With mass migration and an acute housing shortage, Melbourne hostels provided accommodation for displaced persons and assisted northern European and British migrants (southern Europeans tended to stay with friends in overcrowded inner-city homes or boarding houses). In general, British migrants were not placed in the same hostels as Europeans. Controlled by the Commonwealth Department of Labour and National Service, and managed from 1951 by Commonwealth Hostels Ltd, Melbourne's migrant hostels were mostly Nissen and Quonset huts, prototype buildings, army huts or converted wool stores built in the 1940s. Through the 1950s and 1960s they provided accommodation for between 500 and 1500 residents, with a maximum stay of twelve months. Located in industrial or underdeveloped outer suburbs - Altona, Broadmeadows, Brooklyn, Fishermans Bend, Holmesglen, Maribyrnong, Nunawading and Preston - their plainly furnished rooms, communal washing and eating facilities provided little privacy. With rent frequently amounting to 80% of a migrant's income, protests, including a number of rental 'strikes', were frequent. Few improvements were made, however, until the mid-1960s, the Commonwealth having claimed that State health and pricing regulations were not applicable to their properties.

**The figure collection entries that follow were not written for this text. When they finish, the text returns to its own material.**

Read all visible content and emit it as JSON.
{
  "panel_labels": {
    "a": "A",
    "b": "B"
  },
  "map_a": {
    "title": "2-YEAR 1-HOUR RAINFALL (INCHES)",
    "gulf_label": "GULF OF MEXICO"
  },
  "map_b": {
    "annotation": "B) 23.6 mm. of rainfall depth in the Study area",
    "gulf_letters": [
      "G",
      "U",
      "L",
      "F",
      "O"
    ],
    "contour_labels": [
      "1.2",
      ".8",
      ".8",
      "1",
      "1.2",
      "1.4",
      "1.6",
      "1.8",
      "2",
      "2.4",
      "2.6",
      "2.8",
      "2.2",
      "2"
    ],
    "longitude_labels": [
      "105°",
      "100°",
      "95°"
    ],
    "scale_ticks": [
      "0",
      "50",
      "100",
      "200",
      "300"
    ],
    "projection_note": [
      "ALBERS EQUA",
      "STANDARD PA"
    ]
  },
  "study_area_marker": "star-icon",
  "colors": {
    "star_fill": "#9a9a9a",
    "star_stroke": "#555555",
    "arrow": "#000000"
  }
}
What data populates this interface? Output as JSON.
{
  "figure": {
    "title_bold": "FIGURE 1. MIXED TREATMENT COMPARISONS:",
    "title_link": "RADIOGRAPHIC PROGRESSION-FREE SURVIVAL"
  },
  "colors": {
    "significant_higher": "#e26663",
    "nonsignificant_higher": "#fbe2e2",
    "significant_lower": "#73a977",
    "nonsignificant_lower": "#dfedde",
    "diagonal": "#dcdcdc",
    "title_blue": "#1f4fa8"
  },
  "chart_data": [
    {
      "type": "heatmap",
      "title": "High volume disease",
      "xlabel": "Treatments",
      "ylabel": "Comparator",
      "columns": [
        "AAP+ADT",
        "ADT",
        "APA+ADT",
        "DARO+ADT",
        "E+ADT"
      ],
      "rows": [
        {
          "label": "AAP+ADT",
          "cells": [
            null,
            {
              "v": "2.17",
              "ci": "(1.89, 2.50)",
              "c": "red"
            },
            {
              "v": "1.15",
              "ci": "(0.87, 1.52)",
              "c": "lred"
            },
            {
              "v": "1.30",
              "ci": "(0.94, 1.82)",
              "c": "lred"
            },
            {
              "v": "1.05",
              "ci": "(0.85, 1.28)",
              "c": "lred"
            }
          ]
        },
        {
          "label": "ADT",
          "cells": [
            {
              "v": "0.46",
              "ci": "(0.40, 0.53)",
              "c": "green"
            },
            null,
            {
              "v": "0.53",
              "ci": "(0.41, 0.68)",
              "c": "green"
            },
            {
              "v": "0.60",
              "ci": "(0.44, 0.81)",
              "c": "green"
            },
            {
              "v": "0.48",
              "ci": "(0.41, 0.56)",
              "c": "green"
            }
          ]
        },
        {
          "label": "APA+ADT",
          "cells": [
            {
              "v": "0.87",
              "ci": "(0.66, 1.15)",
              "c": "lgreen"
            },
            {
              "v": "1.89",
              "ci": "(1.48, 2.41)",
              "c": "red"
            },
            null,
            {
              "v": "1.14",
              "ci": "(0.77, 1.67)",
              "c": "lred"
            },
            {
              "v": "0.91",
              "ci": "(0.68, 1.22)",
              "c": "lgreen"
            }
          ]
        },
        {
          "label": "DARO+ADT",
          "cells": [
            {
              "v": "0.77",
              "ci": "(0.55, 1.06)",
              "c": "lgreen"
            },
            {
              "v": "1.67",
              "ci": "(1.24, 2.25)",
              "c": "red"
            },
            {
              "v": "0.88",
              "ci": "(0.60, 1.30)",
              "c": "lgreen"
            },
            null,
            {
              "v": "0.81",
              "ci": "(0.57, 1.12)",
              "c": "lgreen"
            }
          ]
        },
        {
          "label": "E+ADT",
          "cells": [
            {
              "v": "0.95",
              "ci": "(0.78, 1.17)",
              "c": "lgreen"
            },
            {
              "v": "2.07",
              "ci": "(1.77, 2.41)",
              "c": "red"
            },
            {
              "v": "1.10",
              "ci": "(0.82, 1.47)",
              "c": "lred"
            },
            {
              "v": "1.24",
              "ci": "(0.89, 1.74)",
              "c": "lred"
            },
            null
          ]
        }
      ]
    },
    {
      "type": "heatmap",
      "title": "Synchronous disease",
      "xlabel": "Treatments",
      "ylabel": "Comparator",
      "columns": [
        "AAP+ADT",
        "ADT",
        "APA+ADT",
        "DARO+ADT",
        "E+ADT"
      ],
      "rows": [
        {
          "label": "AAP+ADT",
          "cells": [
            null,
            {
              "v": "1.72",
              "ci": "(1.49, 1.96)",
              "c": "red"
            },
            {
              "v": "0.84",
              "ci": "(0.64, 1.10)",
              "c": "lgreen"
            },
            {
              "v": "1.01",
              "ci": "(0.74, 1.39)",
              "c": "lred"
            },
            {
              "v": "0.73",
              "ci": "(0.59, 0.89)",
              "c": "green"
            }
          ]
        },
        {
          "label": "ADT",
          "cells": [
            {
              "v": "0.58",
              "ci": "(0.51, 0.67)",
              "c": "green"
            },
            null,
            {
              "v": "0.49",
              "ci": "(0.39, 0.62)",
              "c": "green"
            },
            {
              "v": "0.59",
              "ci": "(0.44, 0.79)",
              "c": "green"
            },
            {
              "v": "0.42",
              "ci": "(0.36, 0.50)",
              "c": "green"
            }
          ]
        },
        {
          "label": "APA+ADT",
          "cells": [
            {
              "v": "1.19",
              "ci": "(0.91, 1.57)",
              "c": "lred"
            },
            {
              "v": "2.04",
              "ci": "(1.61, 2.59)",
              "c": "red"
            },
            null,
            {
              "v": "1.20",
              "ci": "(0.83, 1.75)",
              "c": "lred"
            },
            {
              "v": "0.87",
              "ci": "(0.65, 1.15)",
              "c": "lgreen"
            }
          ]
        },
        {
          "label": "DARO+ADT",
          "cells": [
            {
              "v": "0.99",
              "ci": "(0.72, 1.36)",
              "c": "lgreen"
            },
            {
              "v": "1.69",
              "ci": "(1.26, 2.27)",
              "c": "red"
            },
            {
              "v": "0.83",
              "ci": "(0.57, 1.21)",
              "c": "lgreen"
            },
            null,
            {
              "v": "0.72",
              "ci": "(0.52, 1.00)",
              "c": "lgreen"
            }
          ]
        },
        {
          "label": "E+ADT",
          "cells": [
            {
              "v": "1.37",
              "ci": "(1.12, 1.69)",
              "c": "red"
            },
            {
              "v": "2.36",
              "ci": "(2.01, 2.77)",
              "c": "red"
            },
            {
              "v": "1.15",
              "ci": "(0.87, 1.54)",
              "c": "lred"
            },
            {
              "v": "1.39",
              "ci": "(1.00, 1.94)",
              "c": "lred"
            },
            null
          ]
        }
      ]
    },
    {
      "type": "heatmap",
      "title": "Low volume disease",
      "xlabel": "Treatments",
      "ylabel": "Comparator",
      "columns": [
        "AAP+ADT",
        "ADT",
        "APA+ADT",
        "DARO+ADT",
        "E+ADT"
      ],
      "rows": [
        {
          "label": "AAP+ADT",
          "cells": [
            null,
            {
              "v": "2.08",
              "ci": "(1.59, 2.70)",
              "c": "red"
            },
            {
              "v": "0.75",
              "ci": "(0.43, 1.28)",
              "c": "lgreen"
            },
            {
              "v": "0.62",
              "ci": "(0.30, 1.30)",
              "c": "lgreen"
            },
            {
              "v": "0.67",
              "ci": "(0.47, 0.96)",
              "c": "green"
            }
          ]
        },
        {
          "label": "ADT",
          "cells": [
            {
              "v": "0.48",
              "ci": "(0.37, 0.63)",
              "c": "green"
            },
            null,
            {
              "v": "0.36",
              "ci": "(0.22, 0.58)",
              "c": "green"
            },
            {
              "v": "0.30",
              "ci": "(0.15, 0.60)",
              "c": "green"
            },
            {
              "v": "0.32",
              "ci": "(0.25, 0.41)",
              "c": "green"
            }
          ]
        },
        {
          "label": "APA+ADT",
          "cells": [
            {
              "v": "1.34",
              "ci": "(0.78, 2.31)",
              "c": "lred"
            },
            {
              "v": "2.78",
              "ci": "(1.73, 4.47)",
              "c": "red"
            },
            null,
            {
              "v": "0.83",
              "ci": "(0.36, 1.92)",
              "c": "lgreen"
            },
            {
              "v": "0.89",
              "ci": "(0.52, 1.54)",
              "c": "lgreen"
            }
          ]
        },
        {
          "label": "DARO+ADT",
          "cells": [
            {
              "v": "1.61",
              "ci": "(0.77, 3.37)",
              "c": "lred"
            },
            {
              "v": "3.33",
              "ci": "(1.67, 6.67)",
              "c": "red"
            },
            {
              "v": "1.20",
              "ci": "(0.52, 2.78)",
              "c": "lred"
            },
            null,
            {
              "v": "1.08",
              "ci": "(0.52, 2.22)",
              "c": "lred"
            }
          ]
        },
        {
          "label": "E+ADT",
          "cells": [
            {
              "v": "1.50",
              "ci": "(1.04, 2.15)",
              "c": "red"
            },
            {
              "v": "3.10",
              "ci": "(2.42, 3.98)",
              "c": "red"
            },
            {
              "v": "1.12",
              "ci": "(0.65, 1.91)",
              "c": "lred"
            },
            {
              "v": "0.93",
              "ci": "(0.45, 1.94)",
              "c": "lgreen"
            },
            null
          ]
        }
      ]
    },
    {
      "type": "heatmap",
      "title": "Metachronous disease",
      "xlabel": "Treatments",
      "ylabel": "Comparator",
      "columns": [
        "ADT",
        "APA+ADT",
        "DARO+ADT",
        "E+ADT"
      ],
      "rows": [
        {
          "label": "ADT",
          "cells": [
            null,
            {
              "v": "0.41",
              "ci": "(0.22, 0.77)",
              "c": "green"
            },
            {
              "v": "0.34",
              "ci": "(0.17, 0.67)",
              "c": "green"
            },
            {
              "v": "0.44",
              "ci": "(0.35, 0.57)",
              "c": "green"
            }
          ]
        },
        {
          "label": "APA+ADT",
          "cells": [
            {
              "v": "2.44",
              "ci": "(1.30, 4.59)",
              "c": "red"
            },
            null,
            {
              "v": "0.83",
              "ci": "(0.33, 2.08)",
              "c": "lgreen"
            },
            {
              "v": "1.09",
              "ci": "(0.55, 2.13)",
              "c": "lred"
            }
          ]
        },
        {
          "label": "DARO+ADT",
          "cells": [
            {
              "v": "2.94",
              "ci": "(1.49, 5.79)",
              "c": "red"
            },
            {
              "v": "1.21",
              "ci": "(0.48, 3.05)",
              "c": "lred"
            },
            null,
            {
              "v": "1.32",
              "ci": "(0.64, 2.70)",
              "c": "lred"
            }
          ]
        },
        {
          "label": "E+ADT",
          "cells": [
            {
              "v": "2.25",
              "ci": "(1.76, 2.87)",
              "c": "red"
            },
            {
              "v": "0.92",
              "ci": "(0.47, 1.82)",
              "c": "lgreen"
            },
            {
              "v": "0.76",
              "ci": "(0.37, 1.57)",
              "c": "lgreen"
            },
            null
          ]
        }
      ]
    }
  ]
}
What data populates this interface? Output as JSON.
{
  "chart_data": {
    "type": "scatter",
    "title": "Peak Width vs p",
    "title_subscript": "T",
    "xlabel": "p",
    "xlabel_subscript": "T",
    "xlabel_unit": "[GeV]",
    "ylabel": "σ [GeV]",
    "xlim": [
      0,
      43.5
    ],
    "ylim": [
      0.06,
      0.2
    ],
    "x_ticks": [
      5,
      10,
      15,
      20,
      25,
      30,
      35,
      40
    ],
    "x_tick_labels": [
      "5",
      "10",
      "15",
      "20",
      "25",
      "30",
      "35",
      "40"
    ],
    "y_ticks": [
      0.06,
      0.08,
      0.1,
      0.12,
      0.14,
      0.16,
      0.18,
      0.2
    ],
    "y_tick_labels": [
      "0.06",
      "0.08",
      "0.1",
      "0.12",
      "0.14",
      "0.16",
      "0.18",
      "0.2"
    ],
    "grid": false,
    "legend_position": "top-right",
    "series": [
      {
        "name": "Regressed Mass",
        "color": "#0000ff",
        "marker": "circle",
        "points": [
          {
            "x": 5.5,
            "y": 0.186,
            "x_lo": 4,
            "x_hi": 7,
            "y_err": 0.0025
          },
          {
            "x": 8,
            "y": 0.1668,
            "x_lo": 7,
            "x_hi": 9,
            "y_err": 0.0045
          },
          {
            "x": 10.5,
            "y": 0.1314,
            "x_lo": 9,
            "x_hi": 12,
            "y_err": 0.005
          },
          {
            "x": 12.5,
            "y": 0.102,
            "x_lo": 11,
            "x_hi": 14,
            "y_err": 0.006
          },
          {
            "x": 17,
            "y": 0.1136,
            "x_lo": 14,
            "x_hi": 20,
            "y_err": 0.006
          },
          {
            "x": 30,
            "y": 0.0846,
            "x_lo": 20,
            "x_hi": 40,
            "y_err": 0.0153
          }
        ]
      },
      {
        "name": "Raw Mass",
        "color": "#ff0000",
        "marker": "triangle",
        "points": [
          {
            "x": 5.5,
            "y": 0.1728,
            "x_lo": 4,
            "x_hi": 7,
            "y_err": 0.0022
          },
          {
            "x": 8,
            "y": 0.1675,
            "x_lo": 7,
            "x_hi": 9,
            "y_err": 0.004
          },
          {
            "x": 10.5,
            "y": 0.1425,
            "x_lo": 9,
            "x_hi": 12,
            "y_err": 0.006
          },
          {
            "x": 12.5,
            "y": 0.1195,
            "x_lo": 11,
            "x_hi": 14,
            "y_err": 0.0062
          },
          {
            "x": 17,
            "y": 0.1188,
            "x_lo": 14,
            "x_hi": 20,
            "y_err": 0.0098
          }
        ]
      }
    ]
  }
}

Many of these hostels were closed in the 1960s. Those that remained were upgraded, with a new reception centre built at Springvale in 1970. Increasingly these centres provided accommodation and services for refugees, with the four hostels still operating in 1980 - Altona, Maribyrnong, Nunawading and Springvale - housing approximately 3000 refugees, predominantly Indo-Chinese. Since the 1980s the government has more frequently used flats that families can rent for a limited period. Many of the remaining hostels were converted for other accommodation purposes or became non-residential migrant services centres. The Maribyrnong Detention Centre, adjacent to the site of the former Maribyrnong hostel, provides a holding centre for asylum seekers awaiting visas or deportation.